[Aboriginal] Using native-build.sh for An Android native C compiler
Rob Landley
rob at landley.net
Sat Jul 16 17:33:42 PDT 2011
On 07/16/2011 01:49 PM, Earlence Fernandes wrote:
> Yes, it is bionic's libc.
> This is what readelf says about the header:
> $ readelf -h /system/lib/libc.so
> ELF Header:
> Magic: 7f 45 4c 46 01 01 01 00 00 00 00 00 00 00 00 00
> Class: ELF32
> Data: 2's complement, little endian
> Version: 1 (current)
> OS/ABI: UNIX - System V
> ABI Version: 0
> Type: DYN (Shared object file)
> Machine: ARM
> Version: 0x1
> Entry point address: 0x0
> Start of program headers: 52 (bytes into file)
> Start of section headers: 273024 (bytes into file)

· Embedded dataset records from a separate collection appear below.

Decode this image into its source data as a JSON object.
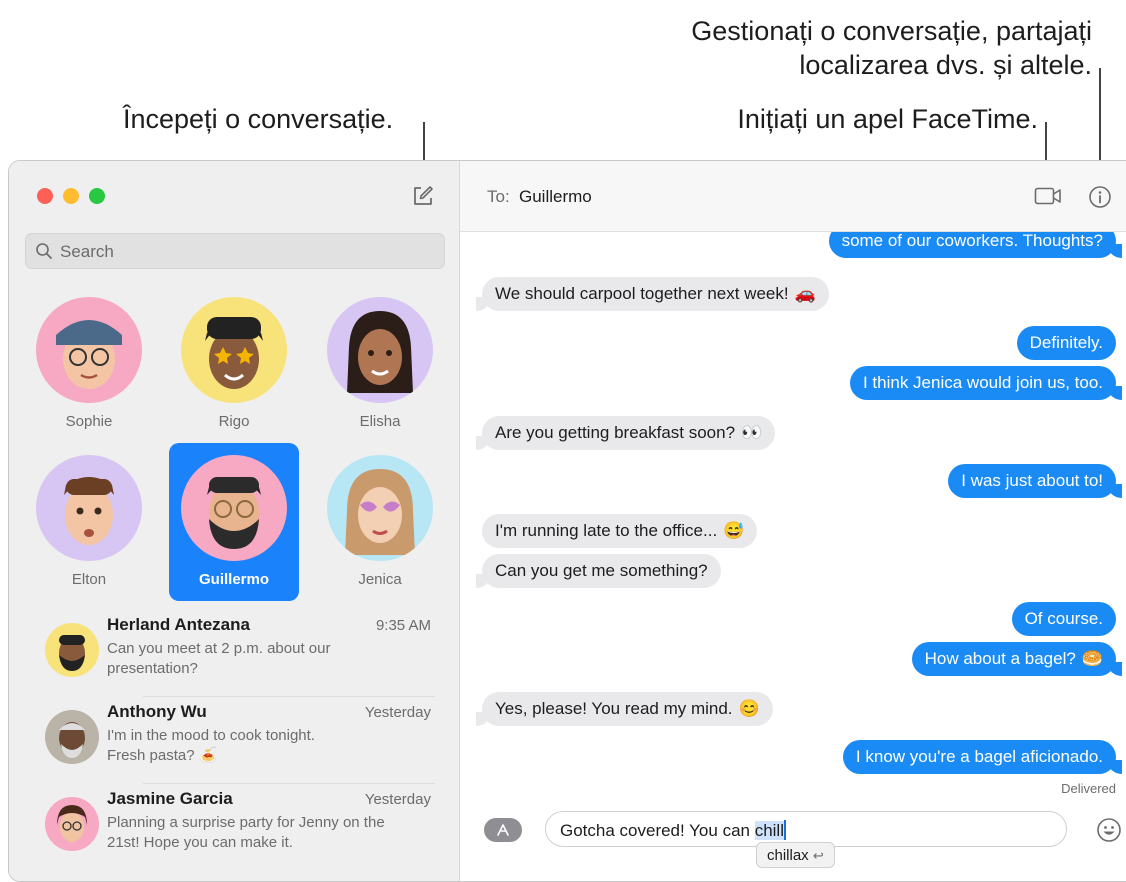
{
  "callouts": {
    "manage_line1": "Gestionați o conversație, partajați",
    "manage_line2": "localizarea dvs. și altele.",
    "facetime": "Inițiați un apel FaceTime.",
    "new_conversation": "Începeți o conversație."
  },
  "sidebar": {
    "search_placeholder": "Search",
    "pins": [
      {
        "name": "Sophie",
        "bg": "#f7a9c4"
      },
      {
        "name": "Rigo",
        "bg": "#f8e27a"
      },
      {
        "name": "Elisha",
        "bg": "#d7c6f3"
      },
      {
        "name": "Elton",
        "bg": "#d7c6f3"
      },
      {
        "name": "Guillermo",
        "bg": "#f7a9c4",
        "selected": true
      },
      {
        "name": "Jenica",
        "bg": "#b7e6f5"
      }
    ],
    "conversations": [
      {
        "name": "Herland Antezana",
        "time": "9:35 AM",
        "preview": "Can you meet at 2 p.m. about our\npresentation?"
      },
      {
        "name": "Anthony Wu",
        "time": "Yesterday",
        "preview": "I'm in the mood to cook tonight.\nFresh pasta? 🍝"
      },
      {
        "name": "Jasmine Garcia",
        "time": "Yesterday",
        "preview": "Planning a surprise party for Jenny on the\n21st! Hope you can make it."
      }
    ]
  },
  "header": {
    "to_label": "To:",
    "recipient": "Guillermo"
  },
  "messages": [
    {
      "dir": "out",
      "text": "some of our coworkers. Thoughts?",
      "emoji": ""
    },
    {
      "dir": "in",
      "text": "We should carpool together next week!",
      "emoji": "🚗"
    },
    {
      "dir": "out",
      "text": "Definitely.",
      "emoji": ""
    },
    {
      "dir": "out",
      "text": "I think Jenica would join us, too.",
      "emoji": ""
    },
    {
      "dir": "in",
      "text": "Are you getting breakfast soon?",
      "emoji": "👀"
    },
    {
      "dir": "out",
      "text": "I was just about to!",
      "emoji": ""
    },
    {
      "dir": "in",
      "text": "I'm running late to the office...",
      "emoji": "😅"
    },
    {
      "dir": "in",
      "text": "Can you get me something?",
      "emoji": ""
    },
    {
      "dir": "out",
      "text": "Of course.",
      "emoji": ""
    },
    {
      "dir": "out",
      "text": "How about a bagel?",
      "emoji": "🥯"
    },
    {
      "dir": "in",
      "text": "Yes, please! You read my mind.",
      "emoji": "😊"
    },
    {
      "dir": "out",
      "text": "I know you're a bagel aficionado.",
      "emoji": ""
    }
  ],
  "status": {
    "delivered": "Delivered"
  },
  "composer": {
    "text_before": "Gotcha covered! You can ",
    "text_selected": "chill",
    "suggestion": "chillax"
  },
  "colors": {
    "accent": "#1a82fb",
    "outgoing_bubble": "#1a8bf5",
    "incoming_bubble": "#e9e9eb",
    "traffic_red": "#fe5f57",
    "traffic_yellow": "#febc2e",
    "traffic_green": "#28c840"
  }
}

> Flags: 0x5000000, Version5 EABI
> Size of this header: 52 (bytes)
> Size of program headers: 32 (bytes)
> Number of program headers: 6
> Size of section headers: 40 (bytes)
> Number of section headers: 22
> Section header string table index: 21
>
> therefore, We can conclude
> 1. its a proper library for ARM EABI
> 2. its no an issue specific to my build (bcoz of the simple program I
> wrote to read this libc.so and the result of running it with multiple
> builds).
> 3. its a ucLibC thing.
>
> What I'm trying to do is basically compile and execute one of the root
> exploits directly on the device. No! I'm not a malware writer, but we
> are security researchers (http://few.vu.nl/~earlence)
>
> http://pastebin.com/JTUbLjcz
> That is the GingerBreak exploit that I'm trying to compile.
>
> -Earlence
Alas, you're asking uClibc questions, which need to be asked on the
uClibc mailing list.
It's reasonably straightforward to drop the bionic libraries in place of
the uClibc libraries, the compiler itself should have no dependencies on
uClibc (with the possible exception of libgcc.so, but you can just
delete that and ccwrap will use libgcc.a and libgcc_eh.a instead).
A good start would be reading the ccwrap.c source, it's reasonably small
and overrides all of gcc's path logic that I could find.